Obesity in the United States is reaching epidemic proportions, bringing with it a rise in associated health conditions, and a significant financial burden. This project will compare the genomes of 40 "healthy thin" and 20 overweight individuals to identify obesity resistance genes which may lead to new approaches to obesity control.
Amyotrophic lateral sclerosis (ALS), or Lou Gehrig's Disease, is a progressive neurodegenerative disorder, often causing total paralysis, for which there is no cure. The goal of this project is to identify novel mutations contributing to familial ALS using a combination of high-risk pedigrees from the UPDB and, with consent, samples from patients of University Health Care’s ALS multidisciplinary clinic.

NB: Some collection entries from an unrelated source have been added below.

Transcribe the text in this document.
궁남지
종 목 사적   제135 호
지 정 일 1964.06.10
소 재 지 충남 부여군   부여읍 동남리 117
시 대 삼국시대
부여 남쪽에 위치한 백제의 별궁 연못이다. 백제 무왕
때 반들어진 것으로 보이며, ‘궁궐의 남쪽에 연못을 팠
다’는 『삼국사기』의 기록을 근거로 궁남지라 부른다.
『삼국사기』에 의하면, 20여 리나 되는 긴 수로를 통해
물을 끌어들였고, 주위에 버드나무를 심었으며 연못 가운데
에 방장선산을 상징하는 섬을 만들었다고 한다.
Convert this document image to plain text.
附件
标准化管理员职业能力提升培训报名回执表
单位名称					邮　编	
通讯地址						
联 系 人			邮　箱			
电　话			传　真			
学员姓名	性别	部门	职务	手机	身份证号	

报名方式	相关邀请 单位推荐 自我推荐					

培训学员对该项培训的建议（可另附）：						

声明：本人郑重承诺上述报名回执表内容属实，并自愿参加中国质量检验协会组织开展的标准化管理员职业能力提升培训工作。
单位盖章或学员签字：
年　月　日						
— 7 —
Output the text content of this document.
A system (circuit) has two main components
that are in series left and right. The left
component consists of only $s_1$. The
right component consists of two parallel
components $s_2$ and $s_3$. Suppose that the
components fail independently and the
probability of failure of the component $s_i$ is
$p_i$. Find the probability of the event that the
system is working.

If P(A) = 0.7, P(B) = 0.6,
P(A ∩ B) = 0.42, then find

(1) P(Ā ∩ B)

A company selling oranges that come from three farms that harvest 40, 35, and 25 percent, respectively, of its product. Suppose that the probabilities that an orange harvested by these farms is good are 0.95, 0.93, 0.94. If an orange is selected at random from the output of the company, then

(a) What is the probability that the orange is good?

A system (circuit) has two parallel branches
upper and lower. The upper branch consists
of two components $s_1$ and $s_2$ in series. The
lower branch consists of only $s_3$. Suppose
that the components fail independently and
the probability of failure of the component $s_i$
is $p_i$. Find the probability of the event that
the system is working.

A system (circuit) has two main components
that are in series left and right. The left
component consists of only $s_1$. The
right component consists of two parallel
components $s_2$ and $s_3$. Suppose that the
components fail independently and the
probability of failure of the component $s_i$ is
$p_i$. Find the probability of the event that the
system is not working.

Spontaneous preterm births (SPTB) account for 70% of neonatal death and result in billions of direct health care costs. Treatment with progesterone can prevent SPTB; however, not all women respond to treatment. This project seeks to identify genetic factors that determine response versus nonresponse to progesterone treatment, a step toward individualizing preterm birth interventions.
In the U.S., more than 12% of babies are born preterm, and the rate continues to rise. Despite the magnitude of the problem, the causes for preterm birth are not well understood. This project will sequence 70 women in families at high risk for spontaneous preterm birth (SPTB) to identify common and rare genetic causes for the condition.